Zła wiadomość dla PiS. Opozycja jednoczy siły, by odebrać partii Kaczyńskiego większość w Senacie!

REKLAMA

Politycy lewicy zapowiedzieli w poniedziałek, że ich ugrupowania, czyli Wiosna, SLD i Razem, zjednoczą się w wyborach do Senatu z resztą opozycji, by partia Jarosława Kaczyńskiego nie miała jesienią pełni władzy.

Zaproponowany przez lewicę pakt senacki nie jest nowym pomysłem. Mówił o nim już w czerwcu Donald Tusk.

REKLAMA

– Proszę was, żebyście poszli śladem naszych bohaterów z samorządu terytorialnego, żebyście przekonali, że w wyborach do Senatu możemy im zrobić powtórkę z rozrywki z ’89 roku – powiedział 4 czerwca w Gdańsku szef Rady Europejskiej i dodał: – Jeśli otworzycie się, zapomnicie o podziałach, przekonacie każdego.

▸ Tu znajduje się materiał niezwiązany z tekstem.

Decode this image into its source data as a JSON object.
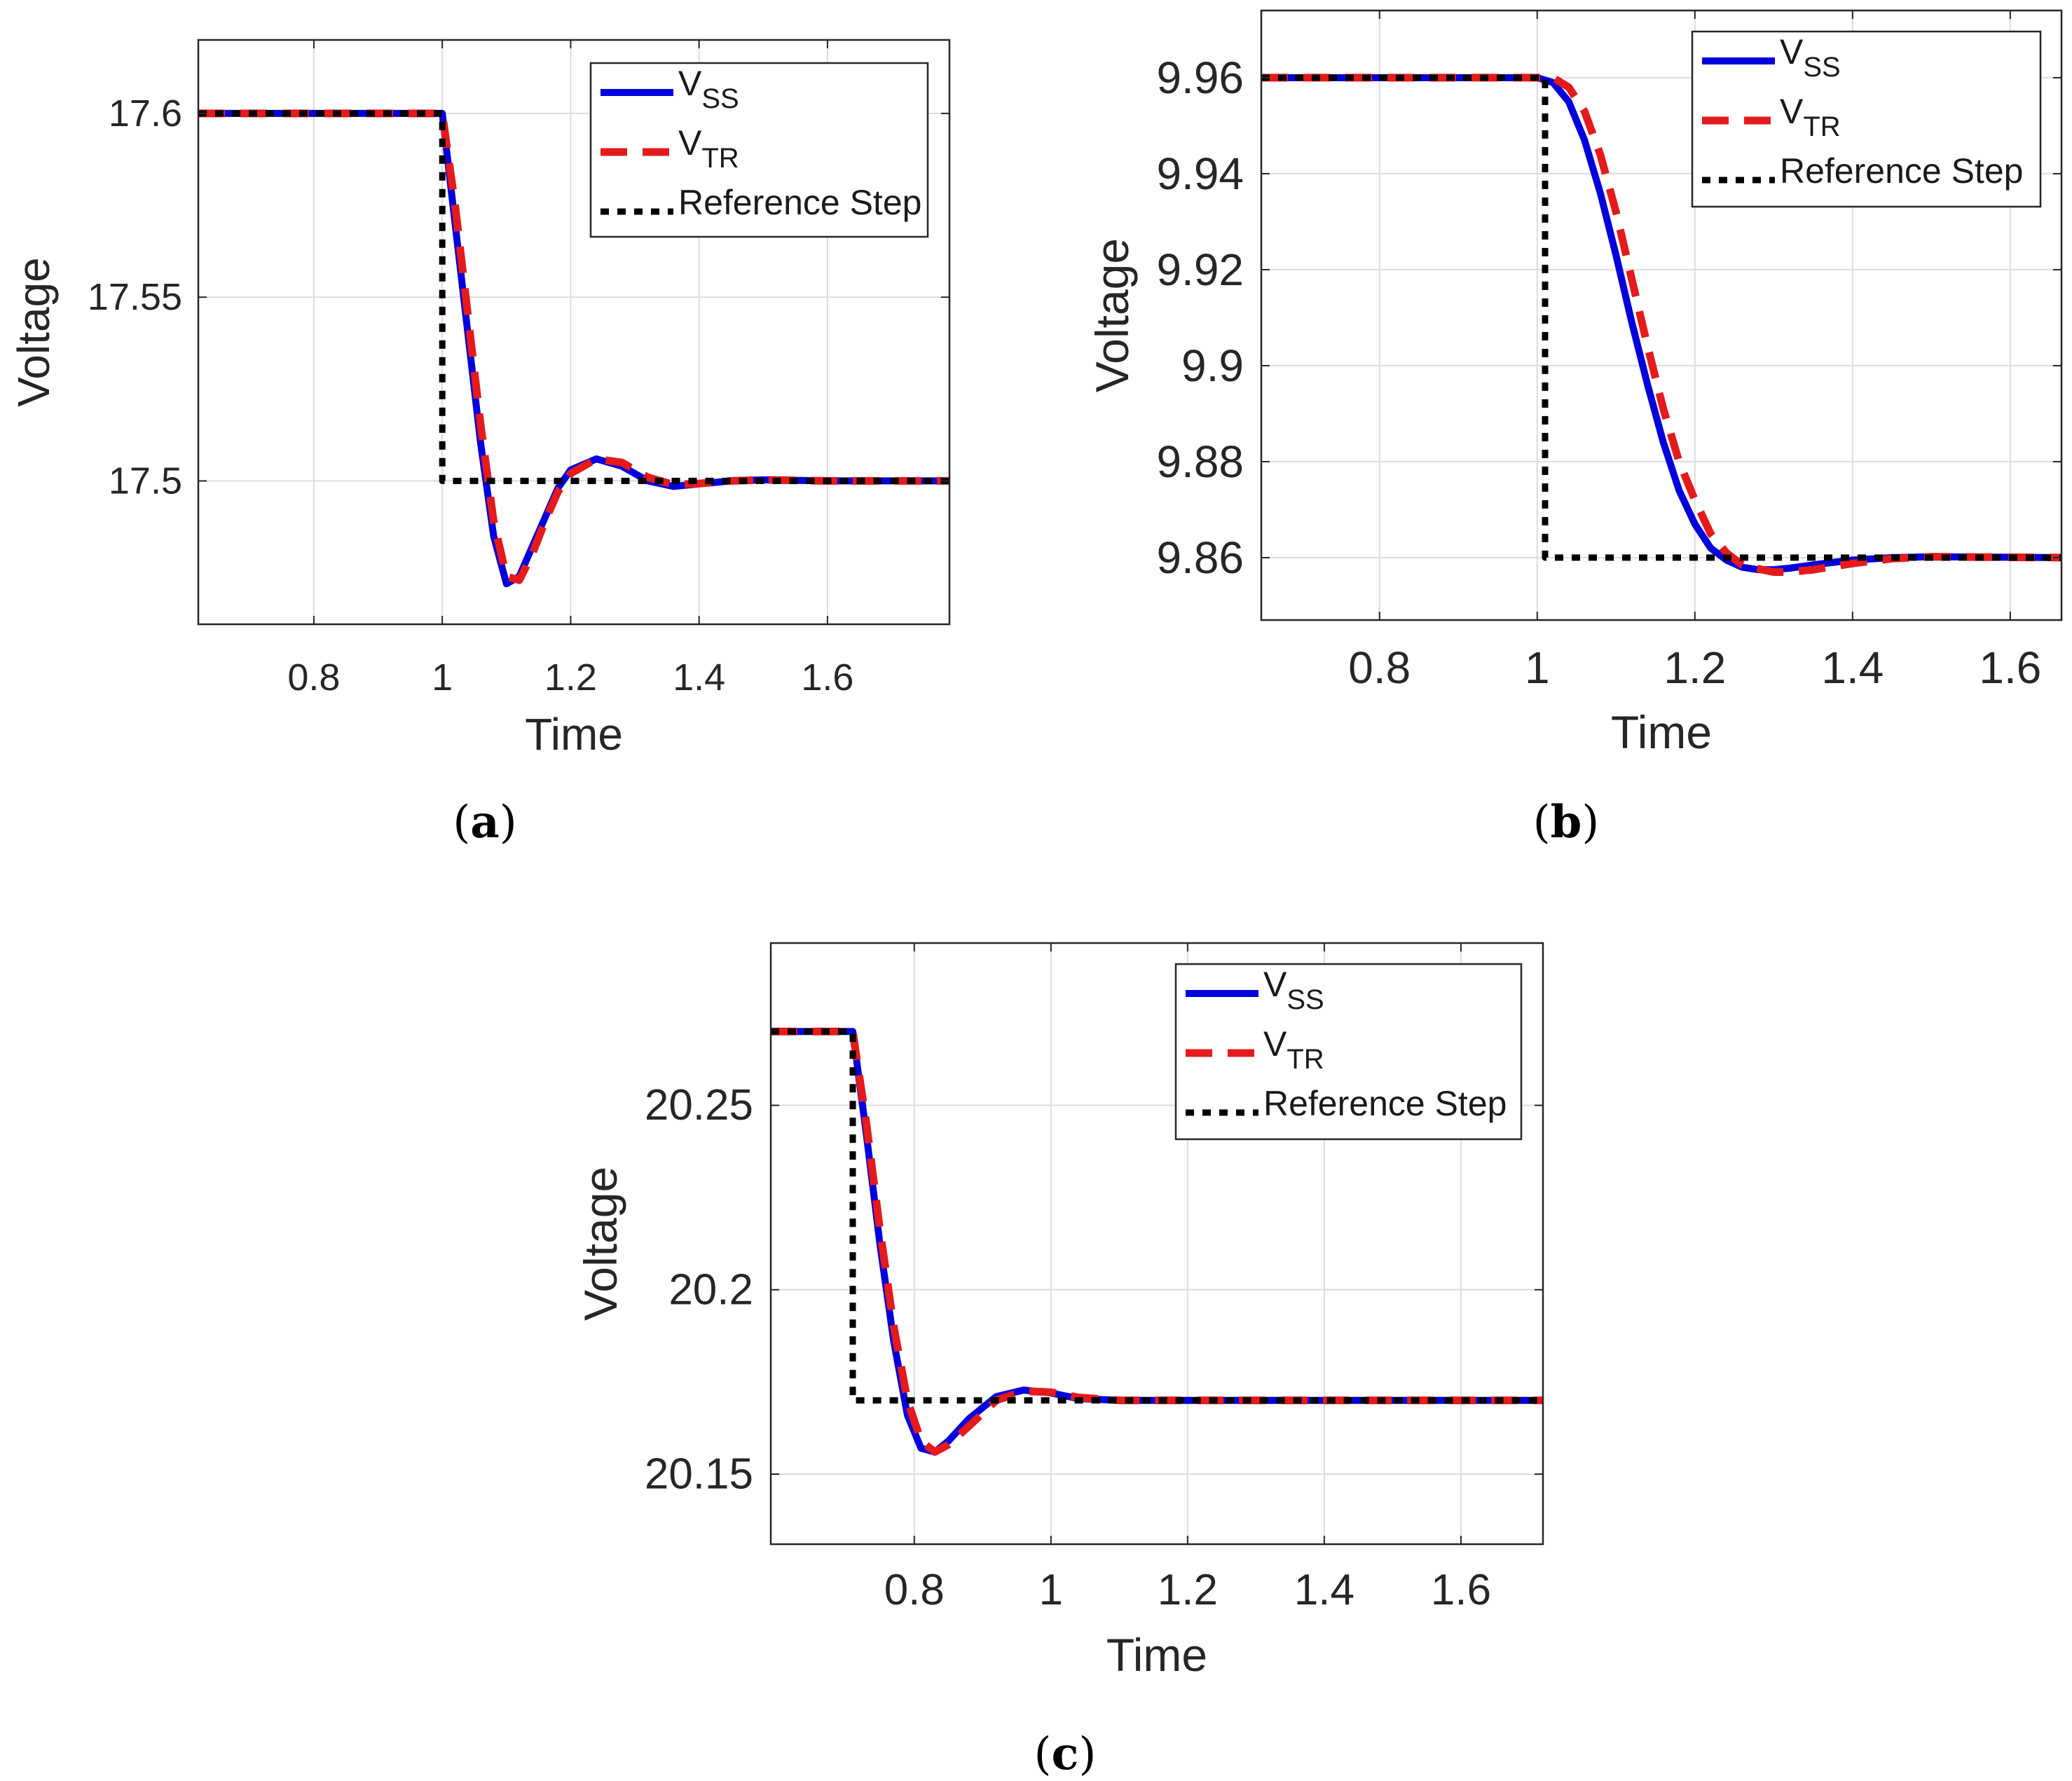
{
  "figure": {
    "panels_count": 3
  },
  "chart_data": [
    {
      "type": "line",
      "panel": "a",
      "caption": {
        "open": "(",
        "letter": "a",
        "close": ")"
      },
      "xlabel": "Time",
      "ylabel": "Voltage",
      "xlim": [
        0.62,
        1.79
      ],
      "ylim": [
        17.461,
        17.62
      ],
      "xticks": [
        0.8,
        1.0,
        1.2,
        1.4,
        1.6
      ],
      "xtick_labels": [
        "0.8",
        "1",
        "1.2",
        "1.4",
        "1.6"
      ],
      "yticks": [
        17.5,
        17.55,
        17.6
      ],
      "ytick_labels": [
        "17.5",
        "17.55",
        "17.6"
      ],
      "grid": true,
      "legend_position": "top-right",
      "legend": [
        {
          "base": "V",
          "sub": "SS"
        },
        {
          "base": "V",
          "sub": "TR"
        },
        {
          "base": "Reference Step",
          "sub": ""
        }
      ],
      "series": [
        {
          "name": "V_SS",
          "color": "#0000dd",
          "style": "solid",
          "x": [
            0.62,
            1.0,
            1.02,
            1.04,
            1.06,
            1.08,
            1.1,
            1.12,
            1.14,
            1.16,
            1.18,
            1.2,
            1.24,
            1.28,
            1.32,
            1.36,
            1.4,
            1.45,
            1.5,
            1.6,
            1.79
          ],
          "y": [
            17.6,
            17.6,
            17.57,
            17.54,
            17.51,
            17.485,
            17.472,
            17.474,
            17.482,
            17.49,
            17.498,
            17.503,
            17.506,
            17.504,
            17.5,
            17.4985,
            17.4992,
            17.5,
            17.5003,
            17.5,
            17.5
          ]
        },
        {
          "name": "V_TR",
          "color": "#e41a1c",
          "style": "dashed",
          "x": [
            0.62,
            1.0,
            1.02,
            1.04,
            1.06,
            1.08,
            1.1,
            1.12,
            1.14,
            1.16,
            1.18,
            1.2,
            1.24,
            1.28,
            1.32,
            1.36,
            1.4,
            1.45,
            1.5,
            1.6,
            1.79
          ],
          "y": [
            17.6,
            17.6,
            17.575,
            17.545,
            17.515,
            17.489,
            17.474,
            17.473,
            17.48,
            17.489,
            17.497,
            17.502,
            17.506,
            17.505,
            17.501,
            17.499,
            17.4993,
            17.5,
            17.5003,
            17.5,
            17.5
          ]
        },
        {
          "name": "Reference Step",
          "color": "#000000",
          "style": "dotted",
          "x": [
            0.62,
            1.0,
            1.0,
            1.79
          ],
          "y": [
            17.6,
            17.6,
            17.5,
            17.5
          ]
        }
      ]
    },
    {
      "type": "line",
      "panel": "b",
      "caption": {
        "open": "(",
        "letter": "b",
        "close": ")"
      },
      "xlabel": "Time",
      "ylabel": "Voltage",
      "xlim": [
        0.65,
        1.665
      ],
      "ylim": [
        9.847,
        9.974
      ],
      "xticks": [
        0.8,
        1.0,
        1.2,
        1.4,
        1.6
      ],
      "xtick_labels": [
        "0.8",
        "1",
        "1.2",
        "1.4",
        "1.6"
      ],
      "yticks": [
        9.86,
        9.88,
        9.9,
        9.92,
        9.94,
        9.96
      ],
      "ytick_labels": [
        "9.86",
        "9.88",
        "9.9",
        "9.92",
        "9.94",
        "9.96"
      ],
      "grid": true,
      "legend_position": "top-right",
      "legend": [
        {
          "base": "V",
          "sub": "SS"
        },
        {
          "base": "V",
          "sub": "TR"
        },
        {
          "base": "Reference Step",
          "sub": ""
        }
      ],
      "series": [
        {
          "name": "V_SS",
          "color": "#0000dd",
          "style": "solid",
          "x": [
            0.65,
            1.0,
            1.02,
            1.04,
            1.06,
            1.08,
            1.1,
            1.12,
            1.14,
            1.16,
            1.18,
            1.2,
            1.22,
            1.24,
            1.26,
            1.28,
            1.3,
            1.32,
            1.35,
            1.4,
            1.45,
            1.5,
            1.665
          ],
          "y": [
            9.96,
            9.96,
            9.959,
            9.955,
            9.947,
            9.936,
            9.923,
            9.909,
            9.896,
            9.884,
            9.874,
            9.867,
            9.862,
            9.8595,
            9.858,
            9.8575,
            9.8575,
            9.8578,
            9.8585,
            9.8595,
            9.86,
            9.8602,
            9.86
          ]
        },
        {
          "name": "V_TR",
          "color": "#e41a1c",
          "style": "dashed",
          "x": [
            0.65,
            1.0,
            1.02,
            1.04,
            1.06,
            1.08,
            1.1,
            1.12,
            1.14,
            1.16,
            1.18,
            1.2,
            1.22,
            1.24,
            1.26,
            1.28,
            1.3,
            1.32,
            1.35,
            1.4,
            1.45,
            1.5,
            1.665
          ],
          "y": [
            9.96,
            9.96,
            9.96,
            9.958,
            9.953,
            9.944,
            9.932,
            9.918,
            9.904,
            9.891,
            9.88,
            9.872,
            9.865,
            9.861,
            9.8585,
            9.8577,
            9.857,
            9.857,
            9.8575,
            9.8588,
            9.8598,
            9.8602,
            9.86
          ]
        },
        {
          "name": "Reference Step",
          "color": "#000000",
          "style": "dotted",
          "x": [
            0.65,
            1.01,
            1.01,
            1.665
          ],
          "y": [
            9.96,
            9.96,
            9.86,
            9.86
          ]
        }
      ]
    },
    {
      "type": "line",
      "panel": "c",
      "caption": {
        "open": "(",
        "letter": "c",
        "close": ")"
      },
      "xlabel": "Time",
      "ylabel": "Voltage",
      "xlim": [
        0.59,
        1.72
      ],
      "ylim": [
        20.131,
        20.294
      ],
      "xticks": [
        0.8,
        1.0,
        1.2,
        1.4,
        1.6
      ],
      "xtick_labels": [
        "0.8",
        "1",
        "1.2",
        "1.4",
        "1.6"
      ],
      "yticks": [
        20.15,
        20.2,
        20.25
      ],
      "ytick_labels": [
        "20.15",
        "20.2",
        "20.25"
      ],
      "grid": true,
      "legend_position": "top-right",
      "legend": [
        {
          "base": "V",
          "sub": "SS"
        },
        {
          "base": "V",
          "sub": "TR"
        },
        {
          "base": "Reference Step",
          "sub": ""
        }
      ],
      "series": [
        {
          "name": "V_SS",
          "color": "#0000dd",
          "style": "solid",
          "x": [
            0.59,
            0.71,
            0.73,
            0.75,
            0.77,
            0.79,
            0.81,
            0.83,
            0.85,
            0.88,
            0.92,
            0.96,
            1.0,
            1.04,
            1.1,
            1.2,
            1.72
          ],
          "y": [
            20.27,
            20.27,
            20.242,
            20.212,
            20.186,
            20.166,
            20.157,
            20.156,
            20.159,
            20.165,
            20.171,
            20.1728,
            20.172,
            20.1705,
            20.17,
            20.17,
            20.17
          ]
        },
        {
          "name": "V_TR",
          "color": "#e41a1c",
          "style": "dashed",
          "x": [
            0.59,
            0.71,
            0.73,
            0.75,
            0.77,
            0.79,
            0.81,
            0.83,
            0.85,
            0.88,
            0.92,
            0.96,
            1.0,
            1.04,
            1.1,
            1.2,
            1.72
          ],
          "y": [
            20.27,
            20.27,
            20.245,
            20.216,
            20.19,
            20.17,
            20.159,
            20.156,
            20.158,
            20.163,
            20.17,
            20.1725,
            20.1722,
            20.1708,
            20.17,
            20.17,
            20.17
          ]
        },
        {
          "name": "Reference Step",
          "color": "#000000",
          "style": "dotted",
          "x": [
            0.59,
            0.71,
            0.71,
            1.72
          ],
          "y": [
            20.27,
            20.27,
            20.17,
            20.17
          ]
        }
      ]
    }
  ]
}
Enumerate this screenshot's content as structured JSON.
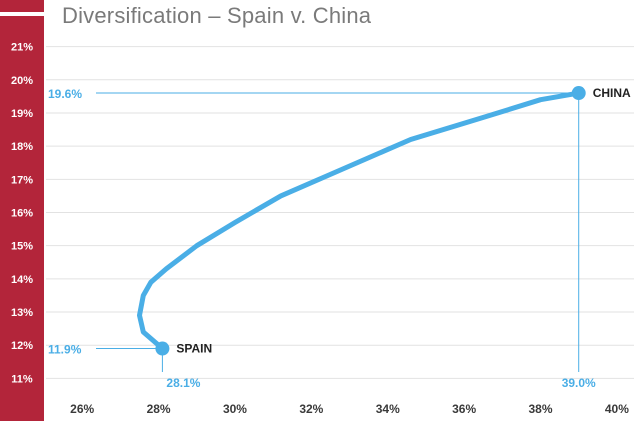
{
  "chart_data": {
    "type": "line",
    "title": "Diversification – Spain v. China",
    "xlabel": "",
    "ylabel": "",
    "xlim": [
      25,
      40.5
    ],
    "ylim": [
      10.5,
      21.5
    ],
    "x_ticks": [
      "26%",
      "28%",
      "30%",
      "32%",
      "34%",
      "36%",
      "38%",
      "40%"
    ],
    "x_tick_values": [
      26,
      28,
      30,
      32,
      34,
      36,
      38,
      40
    ],
    "y_ticks": [
      "11%",
      "12%",
      "13%",
      "14%",
      "15%",
      "16%",
      "17%",
      "18%",
      "19%",
      "20%",
      "21%"
    ],
    "y_tick_values": [
      11,
      12,
      13,
      14,
      15,
      16,
      17,
      18,
      19,
      20,
      21
    ],
    "grid": "horizontal",
    "series": [
      {
        "x": [
          28.1,
          27.6,
          27.5,
          27.6,
          27.8,
          28.2,
          29.0,
          30.0,
          31.2,
          32.8,
          34.6,
          36.6,
          38.0,
          39.0
        ],
        "y": [
          11.9,
          12.4,
          12.9,
          13.5,
          13.9,
          14.3,
          15.0,
          15.7,
          16.5,
          17.3,
          18.2,
          18.9,
          19.4,
          19.6
        ],
        "color": "#4aaee6"
      }
    ],
    "points": [
      {
        "label": "SPAIN",
        "x": 28.1,
        "y": 11.9,
        "x_text": "28.1%",
        "y_text": "11.9%"
      },
      {
        "label": "CHINA",
        "x": 39.0,
        "y": 19.6,
        "x_text": "39.0%",
        "y_text": "19.6%"
      }
    ],
    "colors": {
      "accent": "#4aaee6",
      "sidebar": "#b3253a",
      "grid": "#e2e2e2"
    }
  }
}
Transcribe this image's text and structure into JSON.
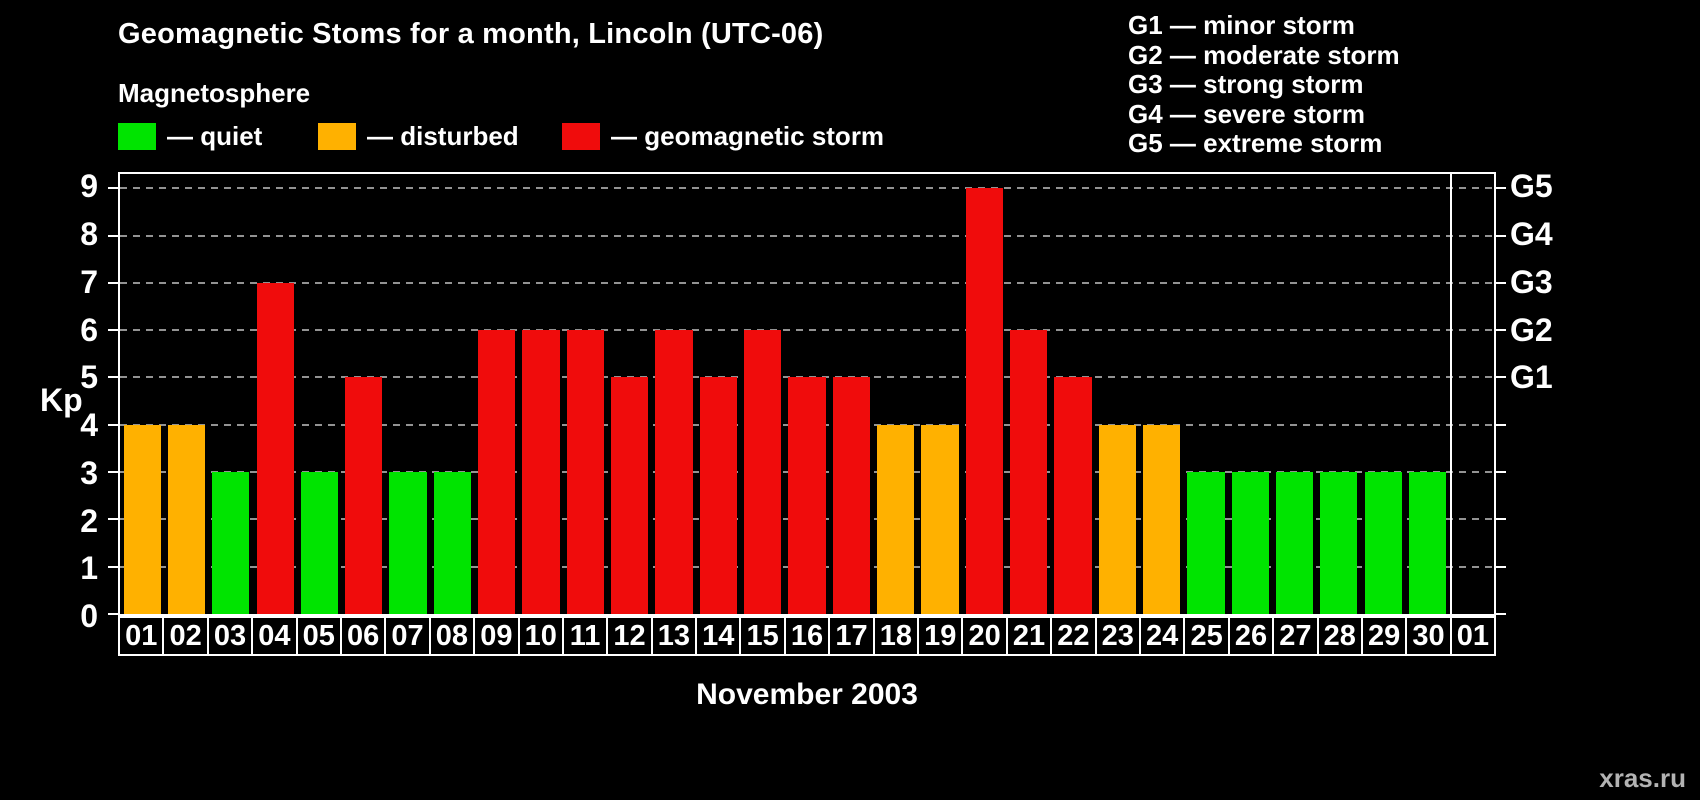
{
  "title": "Geomagnetic Stoms for a month, Lincoln (UTC-06)",
  "legend": {
    "heading": "Magnetosphere",
    "items": [
      {
        "label": "— quiet",
        "key": "quiet",
        "color": "#00e400"
      },
      {
        "label": "— disturbed",
        "key": "disturbed",
        "color": "#ffb100"
      },
      {
        "label": "— geomagnetic storm",
        "key": "storm",
        "color": "#f00c0c"
      }
    ]
  },
  "g_legend": [
    "G1 — minor storm",
    "G2 — moderate storm",
    "G3 — strong storm",
    "G4 — severe storm",
    "G5 — extreme storm"
  ],
  "axis": {
    "kp_label": "Kp",
    "x_label": "November 2003"
  },
  "watermark": "xras.ru",
  "chart_data": {
    "type": "bar",
    "title": "Geomagnetic Stoms for a month, Lincoln (UTC-06)",
    "xlabel": "November 2003",
    "ylabel": "Kp",
    "ylim": [
      0,
      9
    ],
    "plot_max": 9.3,
    "grid": "horizontal-dashed",
    "categories": [
      "01",
      "02",
      "03",
      "04",
      "05",
      "06",
      "07",
      "08",
      "09",
      "10",
      "11",
      "12",
      "13",
      "14",
      "15",
      "16",
      "17",
      "18",
      "19",
      "20",
      "21",
      "22",
      "23",
      "24",
      "25",
      "26",
      "27",
      "28",
      "29",
      "30",
      "01"
    ],
    "values": [
      4,
      4,
      3,
      7,
      3,
      5,
      3,
      3,
      6,
      6,
      6,
      5,
      6,
      5,
      6,
      5,
      5,
      4,
      4,
      9,
      6,
      5,
      4,
      4,
      3,
      3,
      3,
      3,
      3,
      3,
      null
    ],
    "statuses": [
      "disturbed",
      "disturbed",
      "quiet",
      "storm",
      "quiet",
      "storm",
      "quiet",
      "quiet",
      "storm",
      "storm",
      "storm",
      "storm",
      "storm",
      "storm",
      "storm",
      "storm",
      "storm",
      "disturbed",
      "disturbed",
      "storm",
      "storm",
      "storm",
      "disturbed",
      "disturbed",
      "quiet",
      "quiet",
      "quiet",
      "quiet",
      "quiet",
      "quiet",
      null
    ],
    "colors": {
      "quiet": "#00e400",
      "disturbed": "#ffb100",
      "storm": "#f00c0c"
    },
    "right_ticks": [
      {
        "label": "G5",
        "value": 9
      },
      {
        "label": "G4",
        "value": 8
      },
      {
        "label": "G3",
        "value": 7
      },
      {
        "label": "G2",
        "value": 6
      },
      {
        "label": "G1",
        "value": 5
      }
    ],
    "legend_position": "top"
  }
}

Na pomysł zjednoczenia opozycji w wyborach do Senatu Tusk miał wpaść po przegranej Koalicji Europejskiej w wyborach do Parlamentu Europejskiego.

REKLAMA

W poniedziałek konferencję prasową przed Sejmem w sprawie wspólnych kandydatów do Senatu zorganizowali Włodzimierz Czarzasty, Adrian Zandberg i Robert Biedroń. Liderzy SLD, Razem i Wiosny przedstawili list skierowany do Katarzyny Lubnauer i Grzegorza Schetyny z Koalicji Obywatelskiej, prezesa PSL Władysława Kosiniaka-Kamysza oraz szefa Związku Miast Polskich Zygmunta Frankiewicza.

REKLAMA

– Proponujemy wszystkim siłom opozycyjnym i obywatelskim przyjęcie paktu senackiego. Chcemy, żeby partie opozycyjne nie wystawiały przeciwko sobie kandydatów w senackich okręgach jednomandatowych – czytał Włodzimierz Czarzasty. – Jesteśmy różni, mamy różne poglądy i różne wizje Polski, ale łączy nas, jak wierzymy, przekonanie, że absolutna władza jednej partii jest złem – dodał lider SLD.

Propozycję liderów lewicy z zadowoleniem przyjęła Platforma Obywatelska. Rzecznik PO Jan Grabiec przypomniał, że szef jego partii Grzegorz Schetyna niejednokrotnie wskazywał już wspólnych kandydatów do Senatu jako najlepsze rozwiązanie.

– Trzeba tak uzgodnić tę mapę kandydatów w okręgach senackich, żeby nawzajem sobie nie wchodzić w drogę. Może się zdarzyć tak, że swoich kandydatów będą chciały zgłosić partie lewicowe, PSL, Koalicja Obywatelska. Będą jeszcze być może kandydaci społeczni. Trzeba wspólnie usiąść i zastanowić się, który z tych kandydatów ma największe szanse wygrać wybory w danym okręgu i to powinno być naczelne kryterium decydujące o tym, kto zostanie ostatecznie zgłoszony – powiedział Grabiec.